CSO set to examine how it measures the economy

As Enda Kenny and Michael Noonan agree new figures are not an accurate reflection...

The Central Statistics Office (CSO) has released a statement confirming that it will examine how it measures Ireland's economic performance, as it faces heavy criticism for new figures stating that GDP rose a staggering 26.3% in 2015.

Labelled 'leprechaun economics' in international quarters, both the Taoiseach and Minister of Finance have moved today to reassure the public that they would not be basing economic policy on the findings.
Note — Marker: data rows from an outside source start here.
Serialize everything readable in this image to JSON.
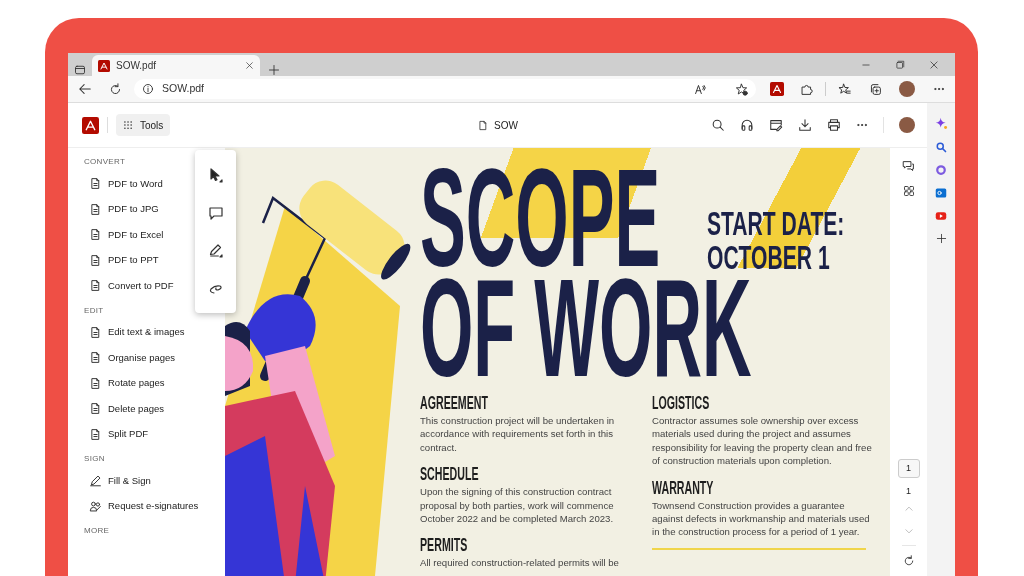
{
  "browser": {
    "tab_title": "SOW.pdf",
    "address": "SOW.pdf"
  },
  "app": {
    "tools_button": "Tools",
    "document_name": "SOW"
  },
  "sidebar": [
    {
      "heading": "CONVERT",
      "items": [
        "PDF to Word",
        "PDF to JPG",
        "PDF to Excel",
        "PDF to PPT",
        "Convert to PDF"
      ]
    },
    {
      "heading": "EDIT",
      "items": [
        "Edit text & images",
        "Organise pages",
        "Rotate pages",
        "Delete pages",
        "Split PDF"
      ]
    },
    {
      "heading": "SIGN",
      "items": [
        "Fill & Sign",
        "Request e-signatures"
      ]
    },
    {
      "heading": "MORE"
    }
  ],
  "document": {
    "title_lines": [
      "SCOPE",
      "OF WORK"
    ],
    "start_date_lines": [
      "START DATE:",
      "OCTOBER 1"
    ],
    "columns": [
      [
        {
          "heading": "AGREEMENT",
          "body": "This construction project will be undertaken in accordance with requirements set forth in this contract."
        },
        {
          "heading": "SCHEDULE",
          "body": "Upon the signing of this construction contract proposal by both parties, work will commence October 2022 and be completed March 2023."
        },
        {
          "heading": "PERMITS",
          "body": "All required construction-related permits will be"
        }
      ],
      [
        {
          "heading": "LOGISTICS",
          "body": "Contractor assumes sole ownership over excess materials used during the project and assumes responsibility for leaving the property clean and free of construction materials upon completion."
        },
        {
          "heading": "WARRANTY",
          "body": "Townsend Construction provides a guarantee against defects in workmanship and materials used in the construction process for a period of 1 year."
        }
      ]
    ]
  },
  "page_nav": {
    "current_page": "1",
    "page_count": "1"
  }
}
The under-fire CSO said today that it plans to "convene a high-level cross sector consultative group to examine how best to provide insight and understanding of all aspects of the Irish economy."

It continued:

"The CSO, like all national statistical institutes, must publish the key economic indicators of GDP and GNP in accordance with the international rules."

While it contended that the 2015 figures "capture and highlight the open and globalised nature of the Irish economy", it conceded that "due to the highly globalised nature of our economy, GDP and GNP do not always help to understand what is happening in the domestic economy."

Taoiseach Enda Kenny has described the 26.3% GDP growth rate published yesterday as unprecedented.

He dismissed talks of a spending spree off the back of the misleading figures, and said that the Government would "base their policy on a more normal growth rate, such as has been predicted by the Department of Finance, in the region of 3.5 to 4%."

"The growth in jobs, the growth in consumer spend, the drop in unemployment – that's where the real value of the economy is and the projections will be based on 4.5% to 4%."

Minister for Finance Michael Noonan said:

"We're not making any decisions based on an economy growing at 26%."